Syrian refugees arrive aboard a dinghy on Thursday after crossing from Turkey to the island of Lesbos, Greece. After accepting only 1,500 Syrian migrants in the last four years, the U.S. is making plans at last to take in 10,000 in the coming budget year.
Syrian refugees arrive aboard a dinghy on Thursday after crossing from Turkey to the island of Lesbos, Greece. After accepting only 1,500 Syrian migrants in the last four years, the U.S. is making plans at last to take in 10,000 in the coming budget year. The Associated Press

As Friday’s parade winds through downtown Sacramento, honoring the three local men who thwarted the French-train gunman, the city and nation will take sober satisfaction. Spencer Stone, Alek Skarlatos and Anthony Sadler acted boldly in a very dangerous moment. Clearly, theirs was one battle the terrorists didn’t win.

But on this Sept. 11, clarity is otherwise in short supply in this world, which has been so upended by geopolitical fallout. Fourteen years after Osama bin Laden sent nearly 3,000 Americans to their deaths through a coordinated airline hijacking, we’re still reconciling the human toll and reeling from the aftereffects of one of the greatest tragedies on our soil.

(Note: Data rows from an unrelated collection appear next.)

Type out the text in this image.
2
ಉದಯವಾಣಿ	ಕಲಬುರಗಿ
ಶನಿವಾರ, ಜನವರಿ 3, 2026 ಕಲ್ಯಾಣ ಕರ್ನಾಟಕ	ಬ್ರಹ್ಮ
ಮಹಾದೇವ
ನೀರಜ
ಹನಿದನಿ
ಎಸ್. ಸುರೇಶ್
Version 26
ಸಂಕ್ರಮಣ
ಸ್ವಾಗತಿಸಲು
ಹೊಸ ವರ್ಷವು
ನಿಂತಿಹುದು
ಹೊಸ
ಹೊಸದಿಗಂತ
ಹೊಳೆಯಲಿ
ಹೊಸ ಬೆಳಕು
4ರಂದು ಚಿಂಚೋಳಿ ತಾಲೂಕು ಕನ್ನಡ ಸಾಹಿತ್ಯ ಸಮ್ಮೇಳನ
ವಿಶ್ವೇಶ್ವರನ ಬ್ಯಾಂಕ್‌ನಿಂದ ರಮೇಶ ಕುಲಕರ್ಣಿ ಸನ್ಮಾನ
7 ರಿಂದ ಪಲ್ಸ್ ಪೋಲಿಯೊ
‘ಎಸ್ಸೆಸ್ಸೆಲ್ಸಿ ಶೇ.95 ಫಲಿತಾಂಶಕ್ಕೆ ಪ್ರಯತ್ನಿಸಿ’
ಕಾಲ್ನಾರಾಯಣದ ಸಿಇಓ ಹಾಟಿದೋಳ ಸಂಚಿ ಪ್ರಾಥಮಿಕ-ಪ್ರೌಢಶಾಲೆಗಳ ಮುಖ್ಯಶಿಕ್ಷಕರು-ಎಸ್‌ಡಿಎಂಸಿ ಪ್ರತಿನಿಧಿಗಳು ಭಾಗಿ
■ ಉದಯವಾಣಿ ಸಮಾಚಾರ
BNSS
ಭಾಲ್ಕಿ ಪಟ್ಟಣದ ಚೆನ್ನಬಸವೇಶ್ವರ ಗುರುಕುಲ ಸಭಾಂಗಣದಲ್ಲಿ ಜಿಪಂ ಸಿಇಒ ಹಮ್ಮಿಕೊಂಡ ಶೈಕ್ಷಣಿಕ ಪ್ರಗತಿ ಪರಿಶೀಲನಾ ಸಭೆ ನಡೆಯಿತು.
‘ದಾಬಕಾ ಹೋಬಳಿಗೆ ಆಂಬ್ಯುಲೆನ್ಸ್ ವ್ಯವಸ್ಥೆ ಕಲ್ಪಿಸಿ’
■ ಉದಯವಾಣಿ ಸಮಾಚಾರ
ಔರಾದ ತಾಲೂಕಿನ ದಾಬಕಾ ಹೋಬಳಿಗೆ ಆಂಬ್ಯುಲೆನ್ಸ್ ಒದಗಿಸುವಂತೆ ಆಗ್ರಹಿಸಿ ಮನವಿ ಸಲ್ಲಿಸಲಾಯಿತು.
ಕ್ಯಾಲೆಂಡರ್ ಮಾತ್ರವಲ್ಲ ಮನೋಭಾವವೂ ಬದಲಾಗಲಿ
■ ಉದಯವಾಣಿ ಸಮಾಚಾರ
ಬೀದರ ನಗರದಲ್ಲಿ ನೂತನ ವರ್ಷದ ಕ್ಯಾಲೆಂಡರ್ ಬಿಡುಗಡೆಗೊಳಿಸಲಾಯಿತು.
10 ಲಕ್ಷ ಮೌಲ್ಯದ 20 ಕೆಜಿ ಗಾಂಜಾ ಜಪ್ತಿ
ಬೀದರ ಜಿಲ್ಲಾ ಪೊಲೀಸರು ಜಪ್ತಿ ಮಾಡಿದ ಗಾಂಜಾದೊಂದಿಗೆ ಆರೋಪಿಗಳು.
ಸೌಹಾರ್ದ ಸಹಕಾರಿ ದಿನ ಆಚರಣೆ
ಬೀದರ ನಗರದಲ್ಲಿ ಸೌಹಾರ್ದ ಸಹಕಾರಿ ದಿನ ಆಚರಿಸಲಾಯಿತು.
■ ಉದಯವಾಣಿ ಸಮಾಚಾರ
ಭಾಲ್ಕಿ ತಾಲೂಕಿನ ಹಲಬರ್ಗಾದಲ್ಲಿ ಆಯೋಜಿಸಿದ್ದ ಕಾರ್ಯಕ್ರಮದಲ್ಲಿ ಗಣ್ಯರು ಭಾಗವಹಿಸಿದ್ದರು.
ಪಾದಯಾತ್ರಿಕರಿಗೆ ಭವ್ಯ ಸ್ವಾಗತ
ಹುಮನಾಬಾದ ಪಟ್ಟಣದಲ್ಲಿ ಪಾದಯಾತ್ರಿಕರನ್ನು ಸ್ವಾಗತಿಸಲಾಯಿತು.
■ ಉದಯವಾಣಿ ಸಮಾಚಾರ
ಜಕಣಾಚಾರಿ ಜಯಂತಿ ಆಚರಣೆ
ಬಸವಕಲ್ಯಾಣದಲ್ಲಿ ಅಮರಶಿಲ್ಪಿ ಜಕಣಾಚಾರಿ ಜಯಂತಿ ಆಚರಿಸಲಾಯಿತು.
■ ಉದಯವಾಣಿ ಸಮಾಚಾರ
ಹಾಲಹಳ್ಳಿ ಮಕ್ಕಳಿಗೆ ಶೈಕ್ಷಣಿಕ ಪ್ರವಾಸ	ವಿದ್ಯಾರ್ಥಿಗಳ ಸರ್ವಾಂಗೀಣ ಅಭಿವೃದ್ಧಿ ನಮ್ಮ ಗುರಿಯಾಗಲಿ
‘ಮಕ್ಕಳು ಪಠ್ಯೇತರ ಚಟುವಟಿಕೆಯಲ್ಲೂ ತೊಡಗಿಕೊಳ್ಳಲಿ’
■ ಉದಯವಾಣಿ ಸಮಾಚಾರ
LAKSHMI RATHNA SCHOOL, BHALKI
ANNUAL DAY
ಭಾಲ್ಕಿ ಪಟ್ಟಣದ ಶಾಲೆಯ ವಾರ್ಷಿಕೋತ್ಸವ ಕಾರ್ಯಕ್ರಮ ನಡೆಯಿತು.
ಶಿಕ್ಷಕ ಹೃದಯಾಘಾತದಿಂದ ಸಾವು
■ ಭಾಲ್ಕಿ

The two airliners hit the iconic World Trade Center twin towers, bringing both down in an hour or so, cascading to earth in a blue-gray ash plume. Millions of pieces of paper fluttered in the wind and drifted for miles around ground zero. Fathers and mothers, sons and daughters, friends and lovers frantically called loved ones for help, for solace, to say goodbye as the worst happened. Office workers leaped to their deaths to avoid being immolated, and hundreds of firefighters and police died trying to rescue the victims and escort thousands more to safety.

In Washington, D.C., at the Pentagon, an airliner slammed into the side of the Department of Defense headquarters and killed more than 100 people in an instant. Privates and corporals worked side by side with colonels and generals to save others.

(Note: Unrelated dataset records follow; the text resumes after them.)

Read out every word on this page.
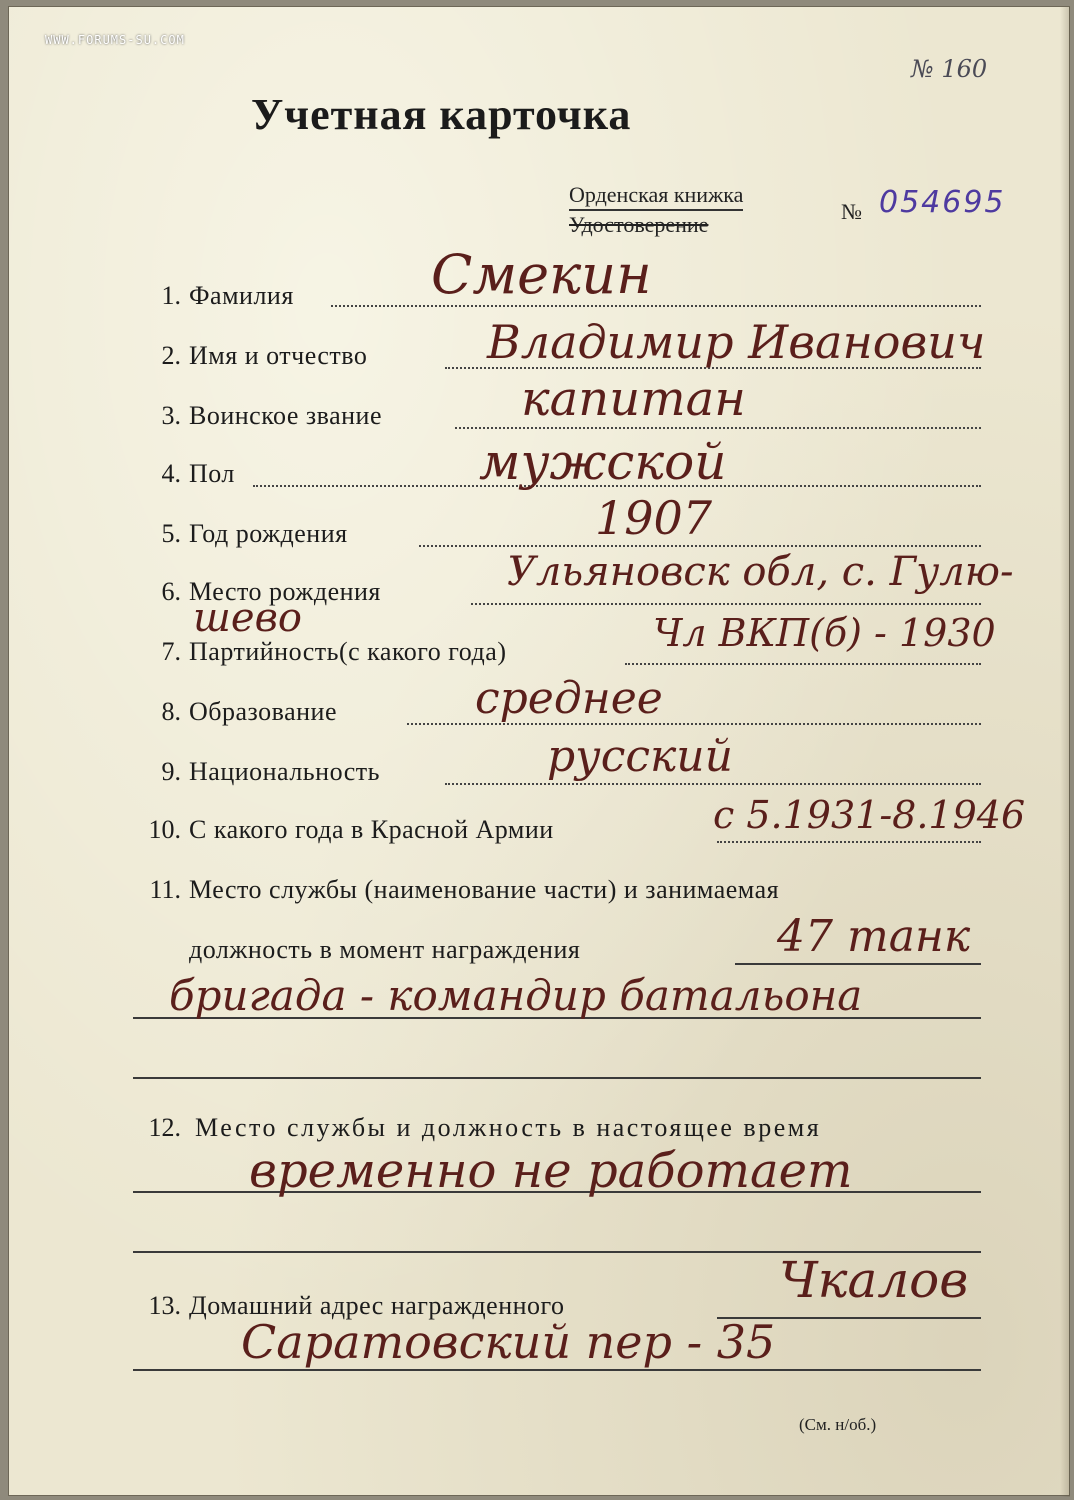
WWW.FORUMS-SU.COM
№ 160
Учетная карточка
Орденская книжка
Удостоверение
№ 054695
1. Фамилия	Смекин
2. Имя и отчество	Владимир Иванович
3. Воинское звание	капитан
4. Пол	мужской
5. Год рождения	1907
6. Место рождения	Ульяновск обл, с. Гулю-
шево
7. Партийность(с какого года)	Чл ВКП(б) - 1930
8. Образование	среднее
9. Национальность	русский
10. С какого года в Красной Армии	с 5.1931-8.1946
11. Место службы (наименование части) и занимаемая
должность в момент награждения	47 танк
бригада - командир батальона
12. Место службы и должность в настоящее время
временно не работает
13. Домашний адрес награжденного	Чкалов
Саратовский пер - 35
(См. н/об.)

In Shanksville, Pa., another plane bound for the U.S. Capitol was recaptured by its passengers, only to be flown into the green farmland below. All on board died.

Stone, Skarlatos and Sadler were 8 and 9 years old when these things happened, yet 14 years later, the facts remain vivid. The wounds are still fresh, and the memory of those who were later to sent to fight and die or be grievously wounded in Iraq and Afghanistan still haunt us. And our mission there is not accomplished. Far from it.

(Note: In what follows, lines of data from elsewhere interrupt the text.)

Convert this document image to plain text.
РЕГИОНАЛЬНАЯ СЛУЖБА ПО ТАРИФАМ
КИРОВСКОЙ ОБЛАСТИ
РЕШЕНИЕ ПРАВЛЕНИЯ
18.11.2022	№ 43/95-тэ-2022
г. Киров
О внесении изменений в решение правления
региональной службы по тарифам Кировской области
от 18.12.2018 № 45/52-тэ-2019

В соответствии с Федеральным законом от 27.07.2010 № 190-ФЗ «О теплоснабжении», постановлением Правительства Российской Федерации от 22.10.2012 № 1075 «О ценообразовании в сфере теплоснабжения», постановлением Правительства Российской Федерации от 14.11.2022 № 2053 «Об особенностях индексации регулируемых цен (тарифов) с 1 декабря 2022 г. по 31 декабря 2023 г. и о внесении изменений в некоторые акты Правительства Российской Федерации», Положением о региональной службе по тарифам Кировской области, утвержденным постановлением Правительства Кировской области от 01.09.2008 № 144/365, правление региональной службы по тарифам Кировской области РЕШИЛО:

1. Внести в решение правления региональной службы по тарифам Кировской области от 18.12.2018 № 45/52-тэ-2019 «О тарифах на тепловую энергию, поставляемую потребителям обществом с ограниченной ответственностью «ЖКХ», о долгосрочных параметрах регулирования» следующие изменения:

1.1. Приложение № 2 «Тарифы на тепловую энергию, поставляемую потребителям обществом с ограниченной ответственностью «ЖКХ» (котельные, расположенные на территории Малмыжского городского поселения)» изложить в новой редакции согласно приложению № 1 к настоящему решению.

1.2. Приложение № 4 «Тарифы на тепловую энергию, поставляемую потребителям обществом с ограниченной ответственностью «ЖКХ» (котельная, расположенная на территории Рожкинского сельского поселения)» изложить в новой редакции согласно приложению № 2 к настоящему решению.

Syria is riven with Islamic State terror threats, and millions have fled to Europe and elsewhere. The sister gulf states have done far too little to aid the refugees from their region.

But with only 1,500 Syrian refugees accepted in the U.S. since Syria’s meltdown, and President Barack Obama waiting until Thursday to announce, finally, that this country will make room this year for only another 10,000, the Middle East won’t be alone in answering for this massive sin of omission. So, we are sorry to say, will we.

Afghanistan and Iraq remain unstable. Iran is at the table pledging to halt its nuclear weapon production, and that’s a good start. But the rest of the region has so far failed to live up to the now-stale promise of an Arab Spring.

Our national debate about internal security and civil liberty is ongoing, and how we continue to respond continues to be at issue. Sept. 11 consumed George W. Bush’s presidency, and only after the death of bin Laden, at the hands of the Obama administration, did Americans begin to feel anything approaching a sense of justice.

So much pain, so little closure. So let us give thanks, at least, for the uncomplicated salute we can give on this day to the three young men riding in open cars in downtown Sacramento. Give them a cheer. They, along with the rest of us, could use one on this murkiest of anniversaries.